Attention: We are retiring the ASP.NET Community Blogs. Learn more >

Regex to match opening Tags

While fiddling around in RegexSnippets tonight I concocted this regex to match opening tags and to capture the various elements:

          
(?'openTag'<)
    \s*?
    (?'tagName'\??\w+)
    (?:
        \s*?
        (?'attribName'\w+)
        (?:\s*(?'attribSign'=)\s*)
        (?'attribValue'
            (?:\'[^\']*\'|\"[^\"]*\"|\w+)
        )
    )*
    \s*?
    (?'closeTag'[\/\?]?>)

...and here is a script that I wrote to test it with:

using System ;
using System.Text.RegularExpressions ;

namespace RegexSnippets.Tests
{
    public class Foo
    {
        public static void Main()
        {
            string source = @"<A href="foo"><TD><A> <TABLE id=1 foo="bar">" ;
            string pattern = @"(?'openTag'<)\s*?(?'tagName'\??\w+)(\s*?(?'attribute'(?'attribName'\w+)(?:\s*(?'attribSign'=)\s*)(?'attribValue'(?:\'[^\']*\'|\"[^\"]*\"|\w+))))+\s*?(?'closeTag'[\/\?]?>)" ;

            Regex re = new Regex( 
                    pattern, 
                    RegexOptions.IgnoreCase|RegexOptions.Multiline|RegexOptions.Singleline
                ) ;
             
            for( Match m = re.Match( source ); m.Success; m = m.NextMatch() ) 
            {
                Console.WriteLine( "Open tag = {0}", m.Groups["openTag"].Value ) ;
                Console.WriteLine( "Tagname = {0}", m.Groups["tagName"].Value ) ; 
                
                if( m.Groups["attribName"].Success )
                {
                    for( int i = 0; i < m.Groups["attribName"].Captures.Count; i++ ) {
                        
                        Console.WriteLine( "Attrib Name = {0}", m.Groups["attribName"].Captures[i].Value ) ;
                        Console.WriteLine( "Attrib Sign = {0}", m.Groups["attribSign"].Captures[i].Value ) ;
                        Console.WriteLine( "Attrib Value = {0}", m.Groups["attribValue"].Captures[i].Value ) ; 
                    }
                    
                }


                Console.WriteLine( "Close tag = {0}", m.Groups["closeTag"].Value ) ; 
                Console.Write( "{0}**********************************{0}", Environment.NewLine ) ;

            }
            Console.ReadLine() ; 
        }
    }
}  

2 Comments

  • Thanks for helping me out with this mate.
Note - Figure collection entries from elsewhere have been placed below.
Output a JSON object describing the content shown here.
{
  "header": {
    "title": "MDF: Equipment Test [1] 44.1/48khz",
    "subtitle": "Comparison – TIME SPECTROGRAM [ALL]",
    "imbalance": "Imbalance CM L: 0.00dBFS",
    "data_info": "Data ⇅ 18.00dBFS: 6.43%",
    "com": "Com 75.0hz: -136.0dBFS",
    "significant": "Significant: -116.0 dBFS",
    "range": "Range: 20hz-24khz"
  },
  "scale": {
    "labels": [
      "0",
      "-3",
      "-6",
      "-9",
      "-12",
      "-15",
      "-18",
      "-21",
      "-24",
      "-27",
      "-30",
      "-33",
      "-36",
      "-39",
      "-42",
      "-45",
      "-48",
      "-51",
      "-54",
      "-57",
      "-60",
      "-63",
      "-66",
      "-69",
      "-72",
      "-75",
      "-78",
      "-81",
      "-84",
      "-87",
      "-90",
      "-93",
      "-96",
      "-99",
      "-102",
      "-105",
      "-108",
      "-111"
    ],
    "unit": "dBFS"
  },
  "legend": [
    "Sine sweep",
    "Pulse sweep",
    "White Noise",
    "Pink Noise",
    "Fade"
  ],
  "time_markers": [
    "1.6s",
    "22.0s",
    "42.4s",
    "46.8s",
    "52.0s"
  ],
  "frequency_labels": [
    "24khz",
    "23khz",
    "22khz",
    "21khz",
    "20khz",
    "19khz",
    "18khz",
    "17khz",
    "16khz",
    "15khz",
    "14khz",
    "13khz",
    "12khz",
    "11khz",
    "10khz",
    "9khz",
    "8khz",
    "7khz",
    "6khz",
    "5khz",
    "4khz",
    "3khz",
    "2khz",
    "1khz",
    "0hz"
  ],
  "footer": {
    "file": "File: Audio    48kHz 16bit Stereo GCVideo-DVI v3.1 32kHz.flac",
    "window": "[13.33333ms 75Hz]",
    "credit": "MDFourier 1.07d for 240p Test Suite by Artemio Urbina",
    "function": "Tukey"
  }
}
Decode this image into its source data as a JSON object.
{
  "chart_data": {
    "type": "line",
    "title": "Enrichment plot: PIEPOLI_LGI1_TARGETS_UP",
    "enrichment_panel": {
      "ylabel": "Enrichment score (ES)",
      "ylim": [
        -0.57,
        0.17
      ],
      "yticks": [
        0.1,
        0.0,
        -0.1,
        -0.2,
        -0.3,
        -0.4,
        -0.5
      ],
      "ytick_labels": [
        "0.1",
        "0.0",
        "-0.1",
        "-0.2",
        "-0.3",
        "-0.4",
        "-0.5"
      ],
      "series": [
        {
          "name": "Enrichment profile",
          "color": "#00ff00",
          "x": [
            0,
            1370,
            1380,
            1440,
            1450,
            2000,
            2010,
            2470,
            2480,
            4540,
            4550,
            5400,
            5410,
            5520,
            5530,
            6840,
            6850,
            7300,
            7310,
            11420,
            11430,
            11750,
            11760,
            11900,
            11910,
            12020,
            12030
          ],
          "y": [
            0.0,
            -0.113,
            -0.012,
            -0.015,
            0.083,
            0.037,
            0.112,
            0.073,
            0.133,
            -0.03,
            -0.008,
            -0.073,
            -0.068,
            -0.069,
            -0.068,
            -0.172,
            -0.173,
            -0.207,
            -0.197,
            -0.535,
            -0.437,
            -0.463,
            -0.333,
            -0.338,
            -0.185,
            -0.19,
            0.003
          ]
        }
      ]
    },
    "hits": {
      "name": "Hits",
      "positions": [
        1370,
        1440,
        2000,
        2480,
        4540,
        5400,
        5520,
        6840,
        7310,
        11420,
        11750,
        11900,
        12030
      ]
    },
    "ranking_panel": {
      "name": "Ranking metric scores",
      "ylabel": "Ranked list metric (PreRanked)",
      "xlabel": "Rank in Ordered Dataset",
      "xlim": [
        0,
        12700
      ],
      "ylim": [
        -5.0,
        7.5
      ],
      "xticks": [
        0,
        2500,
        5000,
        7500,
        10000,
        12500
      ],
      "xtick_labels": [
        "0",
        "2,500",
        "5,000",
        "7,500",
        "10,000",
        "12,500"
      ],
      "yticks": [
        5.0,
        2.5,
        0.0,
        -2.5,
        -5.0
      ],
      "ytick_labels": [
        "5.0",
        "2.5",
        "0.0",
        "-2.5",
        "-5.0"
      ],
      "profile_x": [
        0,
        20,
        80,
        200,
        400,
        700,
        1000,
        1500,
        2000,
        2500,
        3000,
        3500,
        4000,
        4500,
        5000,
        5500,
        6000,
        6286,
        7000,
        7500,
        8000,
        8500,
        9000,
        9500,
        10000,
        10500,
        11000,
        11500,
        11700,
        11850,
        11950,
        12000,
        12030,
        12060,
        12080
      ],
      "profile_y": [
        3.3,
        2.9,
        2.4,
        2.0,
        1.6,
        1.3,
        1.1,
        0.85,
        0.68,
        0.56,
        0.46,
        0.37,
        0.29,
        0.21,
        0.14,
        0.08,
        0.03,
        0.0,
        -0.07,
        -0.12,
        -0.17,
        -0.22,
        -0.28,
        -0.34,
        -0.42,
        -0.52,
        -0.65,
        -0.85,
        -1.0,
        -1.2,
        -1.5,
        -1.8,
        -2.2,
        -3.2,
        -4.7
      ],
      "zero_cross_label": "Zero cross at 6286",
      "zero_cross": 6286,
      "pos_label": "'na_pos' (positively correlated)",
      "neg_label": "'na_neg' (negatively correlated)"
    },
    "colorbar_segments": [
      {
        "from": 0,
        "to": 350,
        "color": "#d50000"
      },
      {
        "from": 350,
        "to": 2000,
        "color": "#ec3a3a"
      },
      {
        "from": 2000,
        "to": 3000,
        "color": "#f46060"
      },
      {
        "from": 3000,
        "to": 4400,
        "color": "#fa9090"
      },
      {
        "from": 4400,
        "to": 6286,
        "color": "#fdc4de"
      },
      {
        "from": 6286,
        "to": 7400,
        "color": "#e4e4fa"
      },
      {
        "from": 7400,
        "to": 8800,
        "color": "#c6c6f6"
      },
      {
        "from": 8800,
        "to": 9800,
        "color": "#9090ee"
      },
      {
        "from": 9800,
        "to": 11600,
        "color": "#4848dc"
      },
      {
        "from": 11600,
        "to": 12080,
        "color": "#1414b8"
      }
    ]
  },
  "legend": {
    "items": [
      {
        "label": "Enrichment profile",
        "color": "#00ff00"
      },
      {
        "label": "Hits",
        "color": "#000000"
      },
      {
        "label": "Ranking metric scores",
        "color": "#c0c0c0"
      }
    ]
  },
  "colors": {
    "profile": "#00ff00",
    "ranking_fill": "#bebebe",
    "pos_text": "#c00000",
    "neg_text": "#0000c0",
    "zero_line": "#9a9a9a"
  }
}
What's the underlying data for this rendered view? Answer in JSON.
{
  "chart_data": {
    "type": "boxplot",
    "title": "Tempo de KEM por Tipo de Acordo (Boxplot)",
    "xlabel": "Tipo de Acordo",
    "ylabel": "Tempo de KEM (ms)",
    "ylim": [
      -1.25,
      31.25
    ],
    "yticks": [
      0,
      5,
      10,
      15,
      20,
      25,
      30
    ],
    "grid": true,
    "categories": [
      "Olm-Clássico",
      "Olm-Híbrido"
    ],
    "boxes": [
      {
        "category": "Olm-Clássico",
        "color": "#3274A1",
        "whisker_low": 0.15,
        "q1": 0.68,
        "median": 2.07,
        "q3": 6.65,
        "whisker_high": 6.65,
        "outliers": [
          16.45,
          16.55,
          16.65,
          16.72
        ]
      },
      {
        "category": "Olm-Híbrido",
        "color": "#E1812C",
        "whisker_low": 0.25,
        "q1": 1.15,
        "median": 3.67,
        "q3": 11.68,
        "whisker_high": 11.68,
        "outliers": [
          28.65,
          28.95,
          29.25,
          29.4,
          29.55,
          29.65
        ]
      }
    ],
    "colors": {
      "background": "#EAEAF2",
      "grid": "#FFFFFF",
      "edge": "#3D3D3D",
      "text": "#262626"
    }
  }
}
You can hereafter call yourself 'The King of Regex' ;)

  • Nice stuff. I didn't know you could name groups and then reference them in your match by name. Thanks for the tip!



    BTW - your tester class really wants to be a NUnit Test case - it is so similar you would be amazed. If you haven't already, take a look at NUnit on SourceForge, it will change the way you write code forever.

Comments have been disabled for this content.